Function to 'pinch' a mesh

I wonder if someone here can help me again.

I need to devise a general-purpase function to ‘pinch’ a 3D mesh of points - turning a Cylinder (which I can generate np) into an hour-glass shape.

Any suggestions?

Look into free-form deformations (FFD).

Thanks, but I’m sure there must be a simpler way.

First convert the vertices into cylindrical coordinates (r, phi, z). That is, (r, phi) are the polar coordinates in the (x,y)-plane and z is unchanged.

Then just modify r as a function of z, for example:
r’ := r * |z|

That one would give exactly an hourglass shape with radius 0 at z = 0, unchanged radius at |z| = 1, increased radius farther away. Of course, that might not be exactly what you want, play around with the exact formula you want.

Finally, convert the coordinates back to cartesian form…

EDIT: Just noticed, if your function is as simple as mine, and doesn’t involve the radius in a non-linear way, you don’t need to convert to cylinder coordinates, it’s sufficient to scale x and y. The conversion to cylindrical coordinates is only needed for more complicated deformations.

Won’t that simply produce a linear decrease in scaling towards Z = 0 ?

r’ = r * (z * z) seems closer, but the results aren’t right either.

I’m not sure what you mean by “hour-glass shape”, but a linear decrease in scaling sounds about right to me :wink:

Nope, I need a curved decrease to z = 0. Like…erm…an hourglass.

:stuck_out_tongue:

In theory, you can get any curve you want with the same method (if you’re satisfied with linear scale):

x’ := x * f(z)
y’ := y * f(z)

You can set any function for f. Most likely a polynomial will suffice. Draw the shape you want on a piece of paper and try to interpolate…

Also you might have a look at bezier curves or splines. Basically they are polynomials, too, but it’s a bit easier to get exactly the curve you want.
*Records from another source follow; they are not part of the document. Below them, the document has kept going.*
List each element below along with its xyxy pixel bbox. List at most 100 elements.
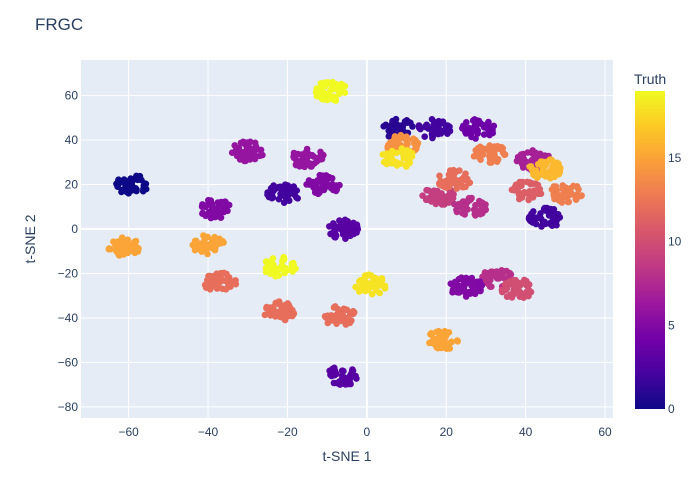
data-point	[558, 199, 566, 206]
x-tick-label: −60	[118, 425, 139, 439]
data-point	[401, 154, 409, 162]
data-point	[336, 90, 343, 97]
data-point	[306, 152, 314, 159]
data-point	[414, 139, 422, 147]
data-point	[503, 285, 511, 292]
data-point	[216, 235, 223, 243]
data-point	[523, 288, 531, 296]
data-point	[289, 268, 296, 275]
data-point	[349, 373, 356, 380]
data-point	[476, 197, 483, 205]
data-point	[192, 237, 200, 245]
data-point	[356, 288, 363, 295]
colorbar-tick-label: 0	[668, 402, 675, 416]
data-point	[445, 175, 453, 182]
data-point	[217, 274, 224, 282]
data-point	[347, 310, 354, 318]
data-point	[354, 225, 362, 233]
data-point	[317, 80, 325, 87]
data-point	[431, 341, 439, 349]
data-point	[452, 180, 459, 187]
data-point	[118, 234, 126, 241]
data-point	[469, 279, 477, 287]
data-point	[202, 203, 209, 211]
x-tick-label: 20	[440, 425, 454, 439]
data-point	[279, 257, 286, 265]
data-point	[522, 278, 529, 286]
data-point	[319, 91, 327, 99]
x-tick-label: −20	[277, 425, 298, 439]
data-point	[477, 156, 484, 163]
data-point	[443, 127, 451, 134]
data-point	[328, 175, 336, 182]
data-point	[201, 281, 209, 289]
data-point	[433, 328, 440, 336]
colorbar-title: Truth	[634, 71, 666, 87]
data-point	[439, 118, 446, 126]
x-axis-title: t-SNE 1	[322, 448, 371, 464]
colorbar-ticks: 0 5 10 15	[668, 151, 682, 416]
y-tick-label: 20	[65, 178, 79, 192]
data-point	[329, 317, 337, 324]
data-point	[204, 250, 211, 258]
data-point	[313, 157, 321, 165]
y-axis-ticks: −80 −60 −40 −20 0 20 40 60	[58, 89, 79, 414]
data-point	[428, 191, 436, 198]
data-point	[479, 273, 486, 281]
data-point	[439, 336, 447, 344]
data-point	[489, 126, 496, 134]
data-point	[208, 273, 215, 280]
data-point	[115, 251, 122, 259]
data-point	[437, 177, 445, 185]
data-point	[378, 275, 386, 282]
data-point	[290, 149, 298, 157]
data-point	[423, 121, 431, 129]
data-point	[290, 183, 298, 190]
data-point	[348, 367, 356, 375]
data-point	[274, 265, 281, 273]
data-point	[208, 200, 216, 208]
data-point	[388, 147, 396, 155]
data-point	[383, 150, 391, 157]
x-tick-label: −40	[198, 425, 219, 439]
data-point	[245, 152, 252, 160]
data-point	[462, 130, 470, 137]
data-point	[512, 286, 519, 293]
data-point	[470, 153, 478, 160]
data-point	[464, 198, 472, 205]
data-point	[347, 317, 355, 325]
data-point	[140, 185, 147, 193]
data-point	[405, 159, 413, 167]
data-point	[225, 283, 233, 290]
data-point	[393, 159, 401, 166]
data-point	[487, 151, 495, 159]
data-point	[463, 279, 470, 287]
data-point	[428, 130, 436, 138]
data-point	[503, 293, 511, 301]
data-point	[124, 249, 131, 257]
data-point	[578, 192, 585, 199]
data-point	[330, 365, 338, 373]
data-point	[325, 182, 333, 189]
data-point	[271, 185, 279, 193]
data-point	[485, 145, 492, 152]
data-point	[330, 304, 338, 311]
data-point	[329, 82, 336, 90]
data-point	[133, 187, 140, 195]
data-point	[494, 156, 502, 163]
data-point	[292, 161, 300, 169]
data-point	[269, 255, 277, 262]
data-point	[527, 192, 534, 199]
data-point	[233, 152, 241, 160]
data-point	[441, 201, 448, 208]
data-point	[539, 164, 547, 171]
y-tick-label: 0	[71, 222, 78, 236]
data-point	[501, 151, 508, 159]
data-point	[447, 280, 455, 288]
data-point	[447, 339, 454, 347]
data-point	[212, 243, 219, 251]
data-point	[132, 174, 140, 181]
data-point	[483, 125, 491, 132]
data-point	[433, 335, 441, 343]
data-point	[298, 151, 305, 158]
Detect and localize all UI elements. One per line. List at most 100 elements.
Or try the height–dependent radius r(z)=1.1 + cos(z - 0.5sin(z)) with z going from0 to 2PI. That’s how I imagine an hourglass.

Thanks dolf! That’s what I needed. A pinched tube:

Here’s my code for a y-axis pinch:

float y = pV.mY;
float radius = 1.0f - (mScale * cos(y + 0.5f * sin(y)));
				
pV.mX *= radius;
pV.mZ *= radius;

Where pV is a point on the surface and mScale is a value between 0 (no pinch) and 1.0f. Example image shows mScale at 0.75.